Khaled El Emam is the SVP & General Manager at Replica Analytics. He is also the Canada Research Chair in Medical AI, Director of the Electronic Health Information Laboratory at the CHEO Research Institute and a Professor at the University of Ottawa. CityAge sat down with Khaled after our conference in Ottawa on Dec.8, The Data Effect: Data for Canada’s Health. We talked about what synthetic data is and how it can help solve the health data problem in Canada (Read more on this problem through the CBC and the Globe and Mail). The below conversation has been condensed and edited for clarity.
CityAge: Can you tell me a bit about who you are and what you do?
Khaled El Emam: I'm a computer scientist/engineer by training, and I'm a professor at the University of Ottawa. I run a research lab at the Children's Hospital of Eastern Ontario focused on AI and machine learning. Our main research agenda is on developing technologies for synthetic data generation. I’m also the co-founder of Replica Analytics, recently acquired by Aetion. Replica develops synthetic data generation technology.
CA: What is synthetic data?
KE: You start with real information, and then you train AI models using that real information. The AI models learn the patterns in the data. Then you create fake data from those models. And the idea is that these look the same, behave the same, and have the same patterns as the real data, so you maintain utility, but they’re not the real data.
CA: Why do we need synthetic data?
KE: One of the key advantages is privacy, as synthetic data cannot be mapped back to real people. Synthetic data is easier to re-use and share, both within and outside organizations.
CA: What are some of the other advantages?
KE: One of them is that you can de-bias a biased data set. When you have certain groups that are under-represented in a dataset, you can use synthetic data generation technologies or techniques to compensate for that bias, or to increase diversity in your data by simulating additional patients. So you take the real data, you try to learn the patterns in these under-represented groups, and then simulate additional patients. You can simulate patients for clinical studies, for clinical trials, and more.
CA: Why do we need this in Canadian health care today?
KE: We have a serious data access challenge that is impacting important research, innovation and healthcare. This is an ongoing problem, and I live it every day. I run a research lab and it takes a very long time to get access to Canadian patient data, and sometimes it's just not possible. We are competing against other countries and other jurisdictions, so our inability to use our own data puts us at a disadvantage from a research perspective, but also from a company perspective. I mentioned that I run a company that builds AI and machine learning tools. We need data, and we end up purchasing data or getting access to data from other jurisdictions, because it's a lot more accessible. This data may not be representative of the Canadian health care system, or the standard of care here. So it puts Canadian companies at a potential disadvantage, but also patients at a potential disadvantage.

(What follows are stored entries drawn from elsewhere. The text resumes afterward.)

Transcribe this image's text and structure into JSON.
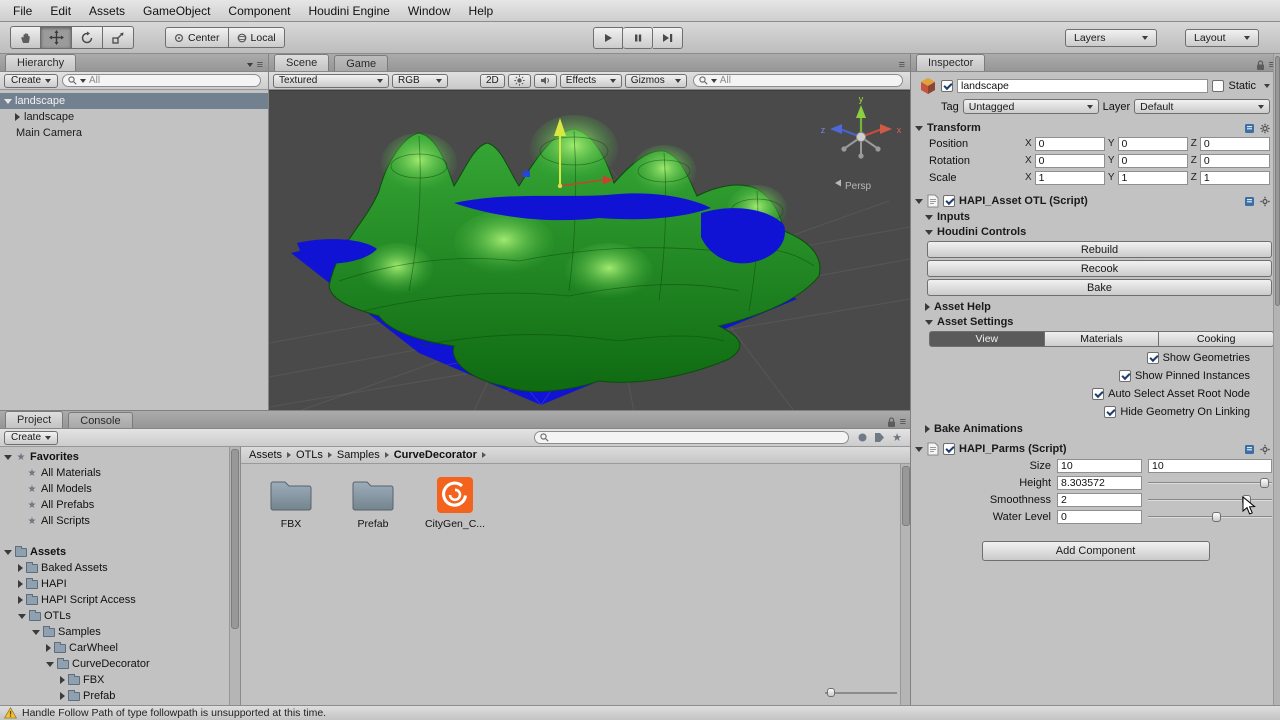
{
  "icons": {
    "star": "★",
    "menu": "≡"
  },
  "menubar": {
    "items": [
      "File",
      "Edit",
      "Assets",
      "GameObject",
      "Component",
      "Houdini Engine",
      "Window",
      "Help"
    ]
  },
  "toolbar": {
    "center": "Center",
    "local": "Local",
    "layers": "Layers",
    "layout": "Layout"
  },
  "hierarchy": {
    "tab": "Hierarchy",
    "create": "Create",
    "search_text": "All",
    "rows": [
      {
        "label": "landscape"
      },
      {
        "label": "landscape"
      },
      {
        "label": "Main Camera"
      }
    ]
  },
  "scene": {
    "tab_scene": "Scene",
    "tab_game": "Game",
    "shading": "Textured",
    "channel": "RGB",
    "mode2d": "2D",
    "effects": "Effects",
    "gizmos": "Gizmos",
    "search_text": "All",
    "axis": {
      "x": "x",
      "y": "y",
      "z": "z",
      "persp": "Persp"
    }
  },
  "project": {
    "tab_project": "Project",
    "tab_console": "Console",
    "create": "Create",
    "favorites_label": "Favorites",
    "favorites": [
      "All Materials",
      "All Models",
      "All Prefabs",
      "All Scripts"
    ],
    "assets_label": "Assets",
    "tree": [
      "Baked Assets",
      "HAPI",
      "HAPI Script Access",
      "OTLs",
      "Samples",
      "CarWheel",
      "CurveDecorator",
      "FBX",
      "Prefab"
    ],
    "breadcrumb": [
      "Assets",
      "OTLs",
      "Samples",
      "CurveDecorator"
    ],
    "items": [
      {
        "name": "FBX",
        "type": "folder"
      },
      {
        "name": "Prefab",
        "type": "folder"
      },
      {
        "name": "CityGen_C...",
        "type": "houdini"
      }
    ]
  },
  "inspector": {
    "tab": "Inspector",
    "name": "landscape",
    "static_label": "Static",
    "tag_label": "Tag",
    "tag": "Untagged",
    "layer_label": "Layer",
    "layer": "Default",
    "transform": {
      "title": "Transform",
      "axis_x": "X",
      "axis_y": "Y",
      "axis_z": "Z",
      "rows": [
        {
          "label": "Position",
          "x": "0",
          "y": "0",
          "z": "0"
        },
        {
          "label": "Rotation",
          "x": "0",
          "y": "0",
          "z": "0"
        },
        {
          "label": "Scale",
          "x": "1",
          "y": "1",
          "z": "1"
        }
      ]
    },
    "hapi_asset_title": "HAPI_Asset OTL (Script)",
    "inputs": "Inputs",
    "houdini_controls": "Houdini Controls",
    "rebuild": "Rebuild",
    "recook": "Recook",
    "bake": "Bake",
    "asset_help": "Asset Help",
    "asset_settings": "Asset Settings",
    "settings_tabs": [
      "View",
      "Materials",
      "Cooking"
    ],
    "settings_checks": [
      "Show Geometries",
      "Show Pinned Instances",
      "Auto Select Asset Root Node",
      "Hide Geometry On Linking"
    ],
    "bake_animations": "Bake Animations",
    "parms_title": "HAPI_Parms (Script)",
    "parms": [
      {
        "label": "Size",
        "value": "10",
        "value2": "10"
      },
      {
        "label": "Height",
        "value": "8.303572"
      },
      {
        "label": "Smoothness",
        "value": "2"
      },
      {
        "label": "Water Level",
        "value": "0"
      }
    ],
    "add_component": "Add Component"
  },
  "statusbar": {
    "message": "Handle Follow Path of type followpath is unsupported at this time."
  }
}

CA: Can you give me an example that proves synthetic data works in real-world situations?
KE: A Canadian example is a project we did in Alberta. This was quite a complex dataset covering multiple domains. It was labs, drugs, hospital discharges, emergency department visits, and claims for 300,000 patients over 7 years. The objective was to look at the impact of opioid use. It was an opioid using population, or subset of the population. We got the dataset, and we worked with partners at the University of Alberta. The epidemiologist at University of Alberta built the models, compared real and synthetic data, and they found that they draw the same conclusions for quite a complex model. They are predicting mortality, emergency department visits, and some specific diagnoses, and the conclusions were the same using synthetic data. We demonstrated the privacy risks as well. The province’s Privacy Commissioner was consulted all the way to demonstrate that risks were small, but also to address their concerns or questions about synthetic data.
CA: What needs to happen for synthetic data to be adopted more broadly?
KE: Greater awareness of synthetic generation as a high-utility, privacy enhancing technology is a factor, although that is changing – the analysts are making predictions about its growth and adoption that are coming to fruition. I think some of the privacy law changes proposed need to better enable the use of technology. They cannot set standards so high that they are too challenging to meet. So we have to ensure that privacy laws are realistic and protective. It's not one or the other. Both can be met – we know how to do that. Nobody wants to take shortcuts. But we need to be able to move forward. If you want zero risk, then the easiest answer is doing nothing.
CA: Canada is facing a serious health data problem, one that’s impacting many of our daily lives. What do you want readers to take away from this conversation?
KE: We know how to solve this problem. We need the leadership of the entities that hold the data and we need to be willing to take some responsible risks to move forward.
I've been having this conversation for 20 years. This could be 2002 and we'd probably be having exactly the same conversation. We wouldn’t be talking about synthetic data. We'd be talking about some other approach, but we would be essentially having the same conversation. COVID-19 has taught us a lot of things about the consequences of not having access to good data. There is momentum on this topic -- we just need to take advantage of it. However, there are folks who are happy with the status quo, who are afraid of the change. We have to understand those concerns and address them so we can move forward to leverage data responsibly and in a privacy protective way.